The Russian administration has recently been enthused over digital economy and compiled related development programmes, most recently for electronic commerce. Developing effective online shopping seems sensible for Russian circumstances given that internet penetration is extensive and physical distances are huge. Yet the goals for this modern branch bring to mind the traditions of the planned economy. For example, it declares that by 2025 e-commerce should account for 20 % of retail sales in Russia, that Russia should account for 10 % of global online sales and that over 80 % of persons 13 and older will have made online purchases.
Estimates on the size of Russian online retail sales in 2016 vary between 1–2 trillion rubles (14–27 billion euros), or 3–4 % of total retail sales. The value of online purchases from foreign vendors last year amounted to about 300 billion rubles (4 billion euros), of which about half came from China. Russia accounts for about 1 % of global e-commerce. While total retail sales and imports have contracted sharply in recent years, online retail has continued to grow. About 30 million Russians, roughly a quarter of the adult population, have bought something online at some point.

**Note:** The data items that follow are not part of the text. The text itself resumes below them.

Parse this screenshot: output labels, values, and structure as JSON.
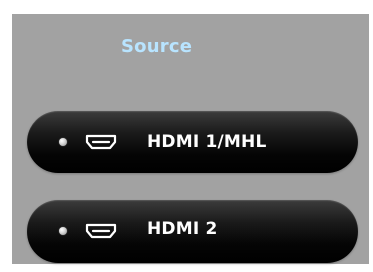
{
  "screen": {
    "title": "Source"
  },
  "sources": [
    {
      "label": "HDMI 1/MHL",
      "icon": "hdmi-icon"
    },
    {
      "label": "HDMI 2",
      "icon": "hdmi-icon"
    }
  ],
  "colors": {
    "background": "#a2a2a2",
    "title": "#b8e4ff",
    "button": "#050505",
    "text": "#ffffff"
  }
}
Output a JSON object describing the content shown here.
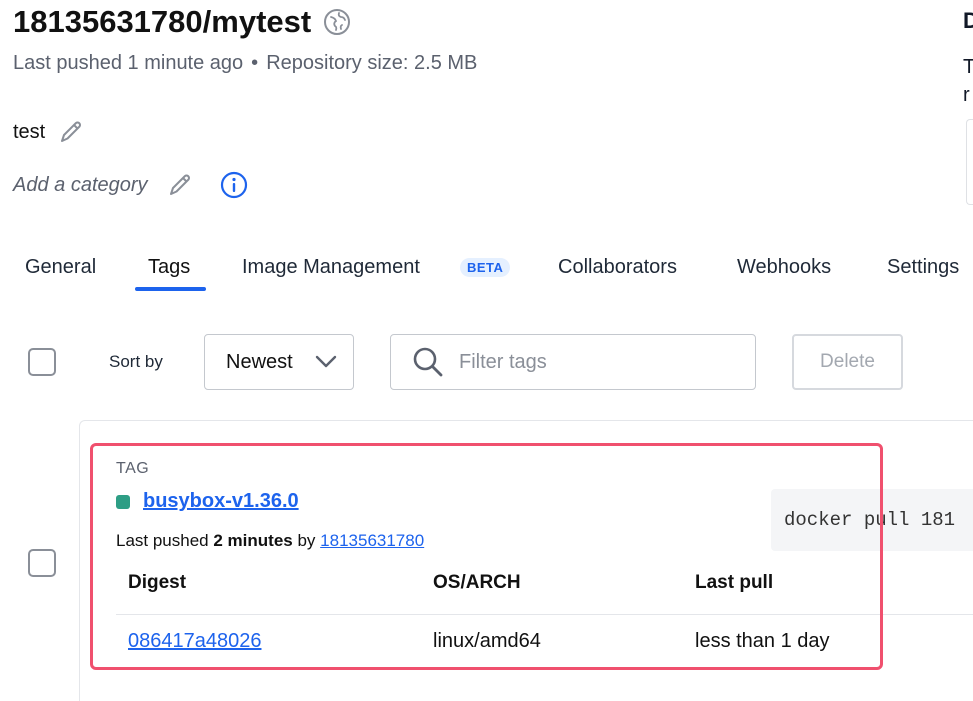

The programme to boost e-commerce includes proposals to liberalize online sales of food, alcoholic beverages and pharmaceuticals. While no specific barriers to foreign retail sales are proposed, vendors should specify that their goods are not certified to Russian standards. The Eurasian Economic Union is currently discussing a proposal on reduction in the monthly duty exemption for online shopping from the current 1,000 euros to 200 euros by 2020. The duty on purchases above the limit is 30 %.